I casi di malori “naturali” che portano a morte il lavoratore o la lavoratrice sul luogo di lavoro sono rari. Se poi si considerano per “naturali” quelli innescati da qualche patologia indipendente dall’attività svolta, risulta poi spesso, alla fin fine, che non erano per niente “naturali”. Insomma, il più delle volte, che sia per dolo o per errore in buona fede, a seguito di un esame più approfondito emerge che la morte è la risultante di dinamiche direttamente ricollegate all’attività lavorativa. A casa sua, in altre parole, il lavoratore non sarebbe morto. È quanto accaduto due anni fa anche a Franco, ritrovato a terra mentre lavorava sotto il sole di agosto nel piazzale di un terminal portuale. Il presunto malore che lo aveva colpito, però, si è sostanziato, a seguito di autopsia, in un trauma toracico con fratture multiple. Un quadro compatibile con un investimento secondo la medicina del lavoro.
Stando ai giornali è lungo l’elenco delle violazioni normative che, secondo la Procura, hanno guidato una pala gommata addosso a Franco a pochi giorni dal suo pensionamento. Tra queste:
“omissioni sulla sicurezza dei luoghi di lavoro, degli impianti, dei dispositivi e delle attrezzature, secondo l’accusa non sottoposti a regolare manutenzione tecnica. Riscontrate anche irregolarità nei requisiti minimi previsti per il tunnel di carico e altre postazioni lavorative all’aperto; inesistenti vie di circolazione riservate ai mezzi e distinte dalle aree pedonali, tanto che le attività venivano svolte, secondo l’accusa, «in completa promiscuità». Nessuna traccia di segnaletica di sicurezza”.
Sono solo una frazione delle violazioni che, sempre secondo la Procura, interessando le norme preposte a garantire lo svolgimento in sicurezza del lavoro, sarebbero ascrivibili a chi è stato accusato di aver causato la morte di Franco. Franco è morto in un terminal di un’impresa ma era alle dipendenze di un’altra impresa. Anche chi conduceva il mezzo che, secondo la ricostruzione della Procura, lo avrebbe investito, non era dipendente del terminal.
Poiché il nuovo Prefetto ha dichiarato di voler immettere nuova linfa in quell’Osservatorio della legalità e della sicurezza sul lavoro che attualmente è lettera morta, riteniamo opportuno fornire un contributo relativamente ai contenuti. Come Ravenna in Comune, infatti, abbiamo svolto un ruolo determinante nel farlo istituire e siamo assolutamente delusi di come lo si sia deliberatamente messo da parte del Sindaco su un binario morto.

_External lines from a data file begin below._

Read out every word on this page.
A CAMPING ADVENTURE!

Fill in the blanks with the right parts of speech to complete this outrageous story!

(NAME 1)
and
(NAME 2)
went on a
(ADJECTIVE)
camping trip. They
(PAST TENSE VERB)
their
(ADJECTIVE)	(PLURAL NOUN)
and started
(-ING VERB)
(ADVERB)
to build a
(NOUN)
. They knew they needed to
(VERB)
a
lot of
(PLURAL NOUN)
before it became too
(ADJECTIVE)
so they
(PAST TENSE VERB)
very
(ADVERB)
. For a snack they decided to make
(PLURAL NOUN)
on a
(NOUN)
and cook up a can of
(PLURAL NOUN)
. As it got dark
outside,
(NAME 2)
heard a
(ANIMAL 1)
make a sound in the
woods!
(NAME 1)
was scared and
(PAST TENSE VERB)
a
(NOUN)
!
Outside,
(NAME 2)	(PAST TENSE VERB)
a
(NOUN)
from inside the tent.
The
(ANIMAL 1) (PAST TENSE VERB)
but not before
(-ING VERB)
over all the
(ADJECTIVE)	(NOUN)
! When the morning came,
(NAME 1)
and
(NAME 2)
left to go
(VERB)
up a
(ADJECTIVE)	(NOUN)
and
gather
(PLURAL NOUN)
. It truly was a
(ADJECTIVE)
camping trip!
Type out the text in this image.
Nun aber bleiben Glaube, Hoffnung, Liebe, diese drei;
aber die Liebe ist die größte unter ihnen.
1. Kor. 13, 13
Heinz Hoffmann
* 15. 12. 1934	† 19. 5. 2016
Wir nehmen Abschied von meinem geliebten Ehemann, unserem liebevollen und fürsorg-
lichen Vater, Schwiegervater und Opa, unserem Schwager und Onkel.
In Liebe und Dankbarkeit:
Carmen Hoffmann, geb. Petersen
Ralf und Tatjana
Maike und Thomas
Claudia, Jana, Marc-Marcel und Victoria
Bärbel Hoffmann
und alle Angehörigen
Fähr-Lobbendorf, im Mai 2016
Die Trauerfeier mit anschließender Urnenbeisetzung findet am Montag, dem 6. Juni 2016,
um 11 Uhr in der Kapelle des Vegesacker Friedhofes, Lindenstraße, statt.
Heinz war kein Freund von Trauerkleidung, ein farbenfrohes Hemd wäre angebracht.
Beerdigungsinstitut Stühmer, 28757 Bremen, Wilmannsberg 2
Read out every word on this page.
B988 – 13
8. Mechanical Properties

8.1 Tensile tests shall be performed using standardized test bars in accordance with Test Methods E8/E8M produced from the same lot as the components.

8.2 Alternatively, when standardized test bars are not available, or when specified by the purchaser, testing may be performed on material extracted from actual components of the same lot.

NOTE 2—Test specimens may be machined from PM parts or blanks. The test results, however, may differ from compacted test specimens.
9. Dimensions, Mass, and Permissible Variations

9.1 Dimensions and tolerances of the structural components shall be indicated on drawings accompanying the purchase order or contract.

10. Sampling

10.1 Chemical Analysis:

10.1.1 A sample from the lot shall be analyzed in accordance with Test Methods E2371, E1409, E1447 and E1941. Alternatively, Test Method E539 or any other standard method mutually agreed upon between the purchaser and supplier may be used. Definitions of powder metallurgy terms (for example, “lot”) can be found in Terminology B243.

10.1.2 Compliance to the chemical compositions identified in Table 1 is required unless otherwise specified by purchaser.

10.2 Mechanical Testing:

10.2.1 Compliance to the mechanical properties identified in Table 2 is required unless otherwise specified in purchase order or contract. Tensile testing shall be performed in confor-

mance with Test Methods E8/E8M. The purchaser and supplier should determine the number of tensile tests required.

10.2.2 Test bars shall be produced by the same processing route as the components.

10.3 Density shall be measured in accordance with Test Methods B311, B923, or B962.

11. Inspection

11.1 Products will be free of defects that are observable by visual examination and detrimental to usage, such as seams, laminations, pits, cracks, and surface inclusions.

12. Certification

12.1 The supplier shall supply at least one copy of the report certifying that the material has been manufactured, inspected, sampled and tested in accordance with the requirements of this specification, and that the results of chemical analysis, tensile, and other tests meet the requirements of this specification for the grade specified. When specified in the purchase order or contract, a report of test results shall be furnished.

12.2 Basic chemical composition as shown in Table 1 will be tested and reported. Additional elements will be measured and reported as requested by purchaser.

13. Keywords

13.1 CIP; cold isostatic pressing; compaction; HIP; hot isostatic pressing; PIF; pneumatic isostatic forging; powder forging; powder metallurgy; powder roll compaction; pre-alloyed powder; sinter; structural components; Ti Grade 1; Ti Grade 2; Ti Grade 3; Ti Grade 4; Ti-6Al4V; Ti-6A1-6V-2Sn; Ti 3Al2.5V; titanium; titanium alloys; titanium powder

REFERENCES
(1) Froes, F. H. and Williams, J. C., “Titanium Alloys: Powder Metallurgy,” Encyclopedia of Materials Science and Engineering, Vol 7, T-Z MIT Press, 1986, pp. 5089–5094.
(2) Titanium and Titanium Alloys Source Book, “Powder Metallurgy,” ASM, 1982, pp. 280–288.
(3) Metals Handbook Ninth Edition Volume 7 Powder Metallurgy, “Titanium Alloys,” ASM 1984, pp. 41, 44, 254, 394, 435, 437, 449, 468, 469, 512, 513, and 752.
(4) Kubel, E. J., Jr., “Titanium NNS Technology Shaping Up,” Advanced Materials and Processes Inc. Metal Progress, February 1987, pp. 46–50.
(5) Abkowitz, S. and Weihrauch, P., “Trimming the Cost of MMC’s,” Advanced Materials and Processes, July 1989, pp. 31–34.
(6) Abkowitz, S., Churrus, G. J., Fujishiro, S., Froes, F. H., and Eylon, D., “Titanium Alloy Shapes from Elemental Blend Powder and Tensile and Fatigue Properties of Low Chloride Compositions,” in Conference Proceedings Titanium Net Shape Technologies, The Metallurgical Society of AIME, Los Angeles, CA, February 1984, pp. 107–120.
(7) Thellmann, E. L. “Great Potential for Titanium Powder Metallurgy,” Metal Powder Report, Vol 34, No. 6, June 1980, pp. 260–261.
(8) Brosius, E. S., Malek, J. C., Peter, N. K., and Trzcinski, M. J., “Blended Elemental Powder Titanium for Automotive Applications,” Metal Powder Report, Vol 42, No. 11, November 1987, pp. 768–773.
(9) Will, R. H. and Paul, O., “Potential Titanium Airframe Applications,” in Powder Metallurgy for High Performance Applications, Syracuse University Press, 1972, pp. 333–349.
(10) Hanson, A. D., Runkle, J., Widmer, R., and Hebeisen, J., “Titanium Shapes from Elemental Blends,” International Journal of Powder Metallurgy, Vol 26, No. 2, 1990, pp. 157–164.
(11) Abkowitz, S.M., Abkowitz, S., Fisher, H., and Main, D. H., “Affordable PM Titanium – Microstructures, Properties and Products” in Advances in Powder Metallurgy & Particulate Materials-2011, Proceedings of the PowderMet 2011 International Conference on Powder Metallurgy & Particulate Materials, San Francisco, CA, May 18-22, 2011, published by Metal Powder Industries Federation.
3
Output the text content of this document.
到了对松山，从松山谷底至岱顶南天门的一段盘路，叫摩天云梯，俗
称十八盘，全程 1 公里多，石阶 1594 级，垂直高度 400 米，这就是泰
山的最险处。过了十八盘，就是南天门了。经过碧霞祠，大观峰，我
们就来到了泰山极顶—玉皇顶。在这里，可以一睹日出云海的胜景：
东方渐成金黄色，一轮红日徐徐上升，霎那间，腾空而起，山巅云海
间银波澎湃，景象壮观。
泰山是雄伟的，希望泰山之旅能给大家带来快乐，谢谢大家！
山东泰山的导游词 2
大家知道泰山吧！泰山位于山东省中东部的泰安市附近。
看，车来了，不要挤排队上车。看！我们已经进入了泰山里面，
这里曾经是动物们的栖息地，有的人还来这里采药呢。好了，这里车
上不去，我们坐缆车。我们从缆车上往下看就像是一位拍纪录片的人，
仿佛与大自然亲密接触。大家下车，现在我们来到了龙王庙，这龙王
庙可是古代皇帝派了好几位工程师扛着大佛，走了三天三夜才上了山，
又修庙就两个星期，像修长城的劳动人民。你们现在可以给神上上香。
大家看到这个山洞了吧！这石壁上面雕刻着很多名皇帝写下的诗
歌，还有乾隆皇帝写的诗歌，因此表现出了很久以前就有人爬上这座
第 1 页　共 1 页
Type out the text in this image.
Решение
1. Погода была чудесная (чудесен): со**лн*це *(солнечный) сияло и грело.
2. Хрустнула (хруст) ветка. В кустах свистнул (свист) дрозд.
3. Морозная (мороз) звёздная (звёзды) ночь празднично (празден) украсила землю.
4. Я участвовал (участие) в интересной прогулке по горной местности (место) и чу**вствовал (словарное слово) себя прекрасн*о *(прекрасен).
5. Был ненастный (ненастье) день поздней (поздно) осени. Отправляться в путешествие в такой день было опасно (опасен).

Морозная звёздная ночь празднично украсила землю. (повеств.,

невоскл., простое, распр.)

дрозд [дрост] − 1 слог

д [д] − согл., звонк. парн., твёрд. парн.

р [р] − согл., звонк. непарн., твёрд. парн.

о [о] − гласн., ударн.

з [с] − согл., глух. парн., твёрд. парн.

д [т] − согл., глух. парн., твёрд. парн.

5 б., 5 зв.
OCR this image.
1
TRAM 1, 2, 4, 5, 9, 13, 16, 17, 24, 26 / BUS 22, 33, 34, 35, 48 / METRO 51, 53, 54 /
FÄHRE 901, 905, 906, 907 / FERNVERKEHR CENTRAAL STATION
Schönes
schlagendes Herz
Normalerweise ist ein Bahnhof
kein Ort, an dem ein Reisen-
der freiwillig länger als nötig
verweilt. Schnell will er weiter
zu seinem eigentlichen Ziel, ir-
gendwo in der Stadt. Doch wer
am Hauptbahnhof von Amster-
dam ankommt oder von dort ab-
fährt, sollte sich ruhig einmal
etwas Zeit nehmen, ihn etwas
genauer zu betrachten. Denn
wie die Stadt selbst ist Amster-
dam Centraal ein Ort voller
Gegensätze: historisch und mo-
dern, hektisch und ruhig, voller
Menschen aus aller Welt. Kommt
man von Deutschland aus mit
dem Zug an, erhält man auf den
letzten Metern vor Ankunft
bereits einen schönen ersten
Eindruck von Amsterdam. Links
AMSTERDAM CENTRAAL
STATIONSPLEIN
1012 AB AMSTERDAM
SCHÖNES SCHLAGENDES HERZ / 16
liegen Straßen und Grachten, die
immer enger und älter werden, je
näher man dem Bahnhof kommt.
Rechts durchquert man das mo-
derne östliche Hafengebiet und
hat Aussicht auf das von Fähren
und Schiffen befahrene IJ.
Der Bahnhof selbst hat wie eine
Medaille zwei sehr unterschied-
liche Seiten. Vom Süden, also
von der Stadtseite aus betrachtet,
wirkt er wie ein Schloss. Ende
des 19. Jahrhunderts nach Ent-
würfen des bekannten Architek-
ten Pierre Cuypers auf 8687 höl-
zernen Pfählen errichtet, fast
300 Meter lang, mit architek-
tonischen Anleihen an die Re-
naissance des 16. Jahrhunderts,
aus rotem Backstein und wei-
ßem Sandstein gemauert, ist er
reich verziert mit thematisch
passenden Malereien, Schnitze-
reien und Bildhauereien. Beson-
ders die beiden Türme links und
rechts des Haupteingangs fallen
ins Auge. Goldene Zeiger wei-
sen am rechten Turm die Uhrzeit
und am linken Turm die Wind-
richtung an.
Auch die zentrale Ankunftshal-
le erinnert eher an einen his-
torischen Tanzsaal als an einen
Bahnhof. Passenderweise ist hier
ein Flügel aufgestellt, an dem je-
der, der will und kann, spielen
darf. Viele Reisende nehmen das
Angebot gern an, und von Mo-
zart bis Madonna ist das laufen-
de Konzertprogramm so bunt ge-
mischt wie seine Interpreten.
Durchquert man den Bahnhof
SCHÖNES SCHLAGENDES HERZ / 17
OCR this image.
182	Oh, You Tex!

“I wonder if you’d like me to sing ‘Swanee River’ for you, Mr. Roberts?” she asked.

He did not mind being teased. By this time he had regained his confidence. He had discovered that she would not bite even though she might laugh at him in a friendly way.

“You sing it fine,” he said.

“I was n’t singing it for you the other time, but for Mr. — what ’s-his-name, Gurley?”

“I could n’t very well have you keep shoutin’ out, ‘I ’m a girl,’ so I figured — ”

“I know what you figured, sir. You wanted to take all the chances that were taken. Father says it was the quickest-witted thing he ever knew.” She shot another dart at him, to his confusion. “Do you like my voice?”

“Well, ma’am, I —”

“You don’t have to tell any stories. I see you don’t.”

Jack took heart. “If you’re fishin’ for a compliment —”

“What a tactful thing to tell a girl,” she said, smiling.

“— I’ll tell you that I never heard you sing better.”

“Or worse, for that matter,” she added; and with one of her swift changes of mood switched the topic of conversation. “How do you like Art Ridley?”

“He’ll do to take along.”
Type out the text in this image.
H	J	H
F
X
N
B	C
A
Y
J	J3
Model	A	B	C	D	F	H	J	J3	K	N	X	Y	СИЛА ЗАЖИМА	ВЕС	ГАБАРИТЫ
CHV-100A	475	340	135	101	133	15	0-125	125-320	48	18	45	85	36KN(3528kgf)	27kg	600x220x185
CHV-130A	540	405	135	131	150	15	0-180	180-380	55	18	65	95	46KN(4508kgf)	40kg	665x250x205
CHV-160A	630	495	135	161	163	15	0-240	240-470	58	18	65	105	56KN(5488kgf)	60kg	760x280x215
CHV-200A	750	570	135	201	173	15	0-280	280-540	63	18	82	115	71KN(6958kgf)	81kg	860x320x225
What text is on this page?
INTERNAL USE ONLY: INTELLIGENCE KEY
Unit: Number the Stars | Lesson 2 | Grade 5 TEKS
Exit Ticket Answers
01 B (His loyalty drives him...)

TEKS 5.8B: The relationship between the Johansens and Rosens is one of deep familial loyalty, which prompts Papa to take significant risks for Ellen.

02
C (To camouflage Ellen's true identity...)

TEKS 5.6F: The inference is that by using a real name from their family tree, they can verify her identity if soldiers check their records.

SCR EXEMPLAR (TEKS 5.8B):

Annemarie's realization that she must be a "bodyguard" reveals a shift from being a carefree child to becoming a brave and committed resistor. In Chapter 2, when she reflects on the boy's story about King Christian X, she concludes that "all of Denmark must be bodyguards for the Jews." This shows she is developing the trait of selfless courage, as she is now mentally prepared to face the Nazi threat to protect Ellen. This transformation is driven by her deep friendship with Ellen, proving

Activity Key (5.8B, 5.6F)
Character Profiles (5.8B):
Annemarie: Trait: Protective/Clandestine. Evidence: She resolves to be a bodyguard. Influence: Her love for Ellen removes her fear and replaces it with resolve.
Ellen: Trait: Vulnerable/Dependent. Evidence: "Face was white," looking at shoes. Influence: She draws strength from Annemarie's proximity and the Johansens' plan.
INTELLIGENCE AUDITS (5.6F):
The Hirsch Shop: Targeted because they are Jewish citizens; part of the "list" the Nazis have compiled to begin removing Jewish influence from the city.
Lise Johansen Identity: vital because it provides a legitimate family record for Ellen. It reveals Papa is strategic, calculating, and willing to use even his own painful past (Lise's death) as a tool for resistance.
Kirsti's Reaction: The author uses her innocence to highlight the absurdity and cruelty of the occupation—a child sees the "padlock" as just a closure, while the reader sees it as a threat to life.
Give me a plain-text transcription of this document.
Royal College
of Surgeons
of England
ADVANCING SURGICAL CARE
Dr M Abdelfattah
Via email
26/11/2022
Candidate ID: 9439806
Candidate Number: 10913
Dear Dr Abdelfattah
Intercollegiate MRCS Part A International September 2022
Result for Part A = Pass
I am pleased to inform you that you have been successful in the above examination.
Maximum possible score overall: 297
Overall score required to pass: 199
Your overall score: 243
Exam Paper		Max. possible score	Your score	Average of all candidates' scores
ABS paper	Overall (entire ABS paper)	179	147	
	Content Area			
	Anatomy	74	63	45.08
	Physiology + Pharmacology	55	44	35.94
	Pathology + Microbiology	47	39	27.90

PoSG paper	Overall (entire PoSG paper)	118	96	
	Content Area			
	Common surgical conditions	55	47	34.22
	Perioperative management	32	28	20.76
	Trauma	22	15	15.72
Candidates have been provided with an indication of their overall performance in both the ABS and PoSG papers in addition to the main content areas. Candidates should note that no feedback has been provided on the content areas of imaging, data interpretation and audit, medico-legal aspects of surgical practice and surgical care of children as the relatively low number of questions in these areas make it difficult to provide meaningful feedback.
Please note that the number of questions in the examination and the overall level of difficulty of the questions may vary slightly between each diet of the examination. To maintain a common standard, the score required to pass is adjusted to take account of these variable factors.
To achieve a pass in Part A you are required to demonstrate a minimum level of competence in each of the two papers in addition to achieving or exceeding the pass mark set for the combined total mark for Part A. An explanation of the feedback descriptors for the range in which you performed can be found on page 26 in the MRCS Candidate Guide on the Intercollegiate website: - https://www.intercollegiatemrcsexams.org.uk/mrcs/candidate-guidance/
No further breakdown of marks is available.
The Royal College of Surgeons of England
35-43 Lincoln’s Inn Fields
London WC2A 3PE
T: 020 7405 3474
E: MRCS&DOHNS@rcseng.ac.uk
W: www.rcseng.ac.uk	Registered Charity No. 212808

E poiché il Prefetto ha dichiarato di voler riservare particolare attenzione al nostro porto, gli ricordiamo con l’occasione alcune delle domande a cui un Osservatorio operativo dovrebbe dare risposta, per orientare efficacemente l’azione di contrasto delle amministrazioni preposte:
Quante ispezioni sono svolte ogni mese in porto da parte delle amministrazioni competenti?
Quanto “pesano” le imprese e cooperative impegnate in appalti e in subappalti nel computo delle violazioni riscontrate?
Di quale tipo di violazioni risulta con maggior frequenza l’addebito: igiene e sicurezza del lavoro, regolarità contributiva o altro?
Ci sono imprese che, più di altre, accumulano violazioni? Se sì, a quale settore della filiera appartengono? Sono tra loro collegate?
Quanti infortuni colpiscono ogni mese lavoratrici e lavoratori all’interno del porto, inteso non limitatamente alle sole banchine, ma esteso anche ai piazzali e ai magazzini?
Ravenna in Comune ringrazia anticipatamente il Prefetto per l’avvio che darà all’Osservatorio in ordine al fornire le risposte a queste domande. Come Ravenna in Comune, ovviamente, monitoreremo il seguito che verrà dato agli impulsi del Prefetto. Continuiamo infatti a pensare che la sede naturale dell’Osservatorio sia quella comunale, dotata di idonee risorse per funzionare con continuità. Dovunque si collochi l’Osservatorio, comunque, Ravenna non può accettare che morti e infortuni come quella che ha colpito Franco siano considerate una “normalità” inevitabile del mondo del lavoro. Nel porto, nei cantieri edili, ovunque.